Page last updated at 11:32 GMT, Thursday, 11 June 2009 12:32 UK

Jobs lost in news office closures

Galloway News
Plans to close the Galloway News office were confirmed last month

Five Trinity Mirror newspaper offices across Scotland are to be closed in moves to create regional news "hubs".

Sites at East Kilbride, Rutherglen, Coatbridge, Wishaw and its Irvine factory will shut with 11 job losses.

Last month the company confirmed plans to shut an office in Castle Douglas and transfer staff to Dumfries.

Scottish and Universal Newspapers (S&UN), which is part of Trinity Mirror, has 17 titles throughout south and west Scotland, Lothian and Tayside.

Under the plans six news "hubs" will be created.

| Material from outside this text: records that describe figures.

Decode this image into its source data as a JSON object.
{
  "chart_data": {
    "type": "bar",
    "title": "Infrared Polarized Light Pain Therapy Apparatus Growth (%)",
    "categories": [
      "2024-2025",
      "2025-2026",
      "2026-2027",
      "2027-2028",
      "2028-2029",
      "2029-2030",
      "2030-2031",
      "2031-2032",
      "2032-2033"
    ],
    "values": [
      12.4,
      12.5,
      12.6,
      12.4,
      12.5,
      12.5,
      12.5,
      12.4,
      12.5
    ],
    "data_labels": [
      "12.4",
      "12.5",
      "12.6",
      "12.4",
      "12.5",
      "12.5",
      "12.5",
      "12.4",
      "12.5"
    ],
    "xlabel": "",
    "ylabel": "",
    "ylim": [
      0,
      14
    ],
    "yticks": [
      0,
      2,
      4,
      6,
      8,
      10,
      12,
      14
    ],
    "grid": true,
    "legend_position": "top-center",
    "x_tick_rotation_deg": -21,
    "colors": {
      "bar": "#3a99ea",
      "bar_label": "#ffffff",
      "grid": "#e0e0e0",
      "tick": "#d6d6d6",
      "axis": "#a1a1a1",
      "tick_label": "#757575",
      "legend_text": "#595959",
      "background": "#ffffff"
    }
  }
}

Southern - Galloway News and Dumfries and Galloway Standard
Ayrshire/W Strathclyde - Ayrshire Post, Kilmarnock Standard, Irvine Herald, Lennox Herald
Paisley - Paisley Daily Express
South Lanarkshire - Hamilton Advertiser, East Kilbride News, Rutherglen Reformer
North Lanarkshire and Lothian - Airdrie & Coatbridge Advertiser, Wishaw Press, Lothian Courier
Central/Tayside - Stirling Observer, Perthshire Advertiser, Blairgowrie Advertiser, Strathearn Herald

They will produce between one and four newspaper titles each.

The plans also include proposals to train reporters as "multimedia journalists".

The company said the action was being taken in light of a "challenging trading environment".

Bill Steven, S&UN's managing director, said: "We will continue to provide the local communities we serve with the very best local news, information and entertainment through our print and digital brands.

"Nothing in that respect will change."

However, he said the industry faced difficult times and it was essential to make changes now to "safeguard the future of our business and our journalism".

"This reorganisation will allow us to better position ourselves for the future and ensure we take full advantage of the opportunities presented to us in this multimedia age," he said.

National Union of Journalists Scottish organiser Paul Holleran said the proposals were preferable to large-scale redundancies.

He said: "I always think local newspapers should be on the local main street."

"But it is a better answer than we are seeing in a lot of other companies."